A naval-reserve officer, who had two Brixham trawlers and a Yarmouth drifter blasted out from under him in the last four days of the evacuation, said:
"Did you run across that queer sort of legend about a wild goose? It was all up and down the beaches. You know how those things spring up. Some of the men I brought back were talking about it. It was supposed to have appeared at intervals the last days between Dunkirk and La Panne. If you saw it, you were eventually saved. That sort of thing."
"H'm'm'm," said Brill-Oudener, "a wild goose. I saw a tame one. Dashed strange experience. Tragic, in a way, too. And lucky for us. Tell you about it. Third trip back. Toward six o'clock we sighted a derelict small boat. Seemed to be a chap or a body in her. And a bird perched on the rail.
"We changed our course when we got nearer, and went over for a look-see. By Gad, it was a chap. Or had been, poor fellow. Machine-gunned, you know. Badly. Face down in the water. Bird was a goose, a tame one.
"We drifted close, but when one of our chaps reached over, the bird hissed at him and struck at him with her wings.
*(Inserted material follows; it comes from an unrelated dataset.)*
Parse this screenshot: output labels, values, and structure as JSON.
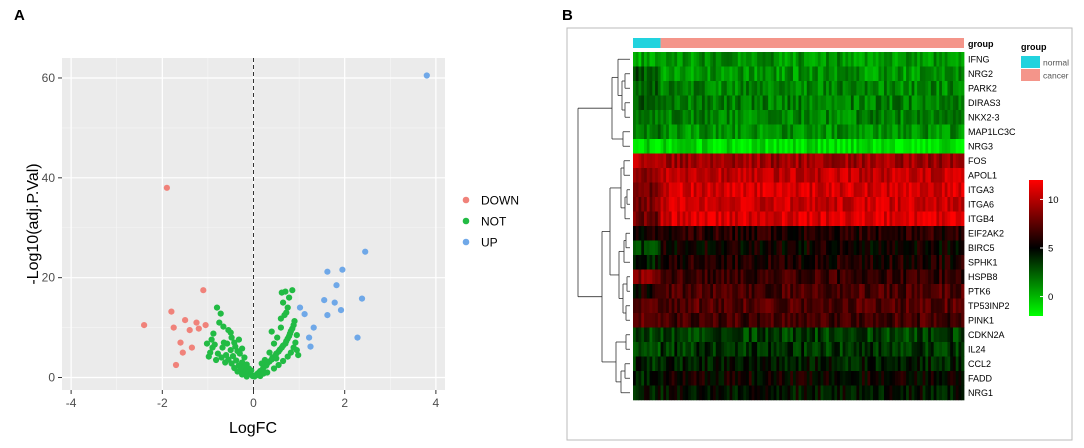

Couldn't drive it off. Suddenly young Kettering, who was with me, gave a hail and pointed to starboard. Big mine floating by. One of Jerry's beauties. If we'd kept on our course we'd have piled right into it. Ugh! Head on. We let it get a hundred yards astern of the last barge, and the men blew it up with rifle-fire.
"When we turned our attention to the derelict again, she was gone. Sunk. Concussion, you know. Chap with her. He must have been lashed to her. The bird had got up and was circling. Three times, like a plane saluting. Dashed queer feeling. Then she flew off to the west. Lucky thing for us we went over to have a look, eh? Odd that you should mention a goose."
Fritha remained alone at the little lighthouse on the Great Marsh, taking care of the pinioned birds, waiting for she knew not what. The first days she haunted the sea wall, watching; though she knew it was useless. Later she roamed through the storerooms of the lighthouse building with their stacks of canvases on which Rhayader had captured every mood and light of the desolate country and the wondrous, graceful, feathered things that inhabited it.
Among them she found the picture that Rhayader had painted of her from memory so many years ago, when she was still a child, and had stood, wind-blown and timid, at his threshold, hugging an injured bird to her.
The picture and the things she saw in it stirred her as nothing ever had before, for much of Rhayader's soul had gone into it. Strangely, it was the only time he had painted the snow goose, the lost wild creature, storm-driven from another land, that to each had brought a friend, and which, in the end, returned to her with the message that she would never see him again.